Friday, 25 July 2008

The morning after the night before

Another crushing by-election defeat, another government response that includes warm phrases such as "listening and learning" and re-assurances about feeling your pain.

Governments often lose by-elections but last night was a surprise to many of the many Labour MPs - and the media - who had spent time in Glasgow recently.

Gordon Brown tells us he is "getting on with the job" - it's become a familiar refrain after by-election disasters. The post-poll routine has almost become part of the British constitution.
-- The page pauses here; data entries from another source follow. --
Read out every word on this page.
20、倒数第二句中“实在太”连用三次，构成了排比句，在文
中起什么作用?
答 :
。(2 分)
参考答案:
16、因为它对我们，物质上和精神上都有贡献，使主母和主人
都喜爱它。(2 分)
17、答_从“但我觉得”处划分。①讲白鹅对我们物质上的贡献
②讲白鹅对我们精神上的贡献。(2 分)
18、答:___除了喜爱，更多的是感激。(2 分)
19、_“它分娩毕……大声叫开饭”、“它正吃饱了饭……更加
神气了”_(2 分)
There's inevitable speculation about the Prime Minister's future, although so far the rolling news channels have failed to persuade critics other than usual suspects Lord Desai and Graham Stringer to take to the airwaves.

Bob Marshall-Andrews dismissed "listening and learning" as "platitudinous nonsense" but warned that many of the events worrying voters are only under the marginal control of government.

Mr Stringer suggested (as he usually does after by-election defeats) that Cabinet Ministers should visit Mr Brown and tell him the time's up, a Labour equivalent of the Tories' men in grey suits.

Speaking of Tories, I've (finally) been reading Gyles Brandreth's Breaking the Code, an entertaining inside account of the dying days of an accident-prone government led by an unpopular Prime Minister.

We all know how that one finished but if it's any consolation John Major's Conservatives suffered by-election swings of more than 30 per cent.

You could be forgiven for thinking politicians had shelved their holiday plans. Parliament's Welsh affairs committee, as I reported on Wednesday, have been keeping me and the rest of the Welsh media busy during the recess. (For which, many thanks.).

Some members of the committee, which often gives the impression that publicity is an unwanted occupational hazard, appear surprised by the fuss their comments have caused.

The Welsh media are often accused of an obsession with constitutional change. I dare say the minutiae of the legislative process will shift few votes during the next general election, but if it keeps a few political anoraks off the streets I will not have toiled in vain.

Peter Black's comments about the committee's "world tour" may not go down well with its Liberal Democrat member although not all MPs on the Welsh affairs committee think their inquiry into globalisation has been a terribly productive use of their time.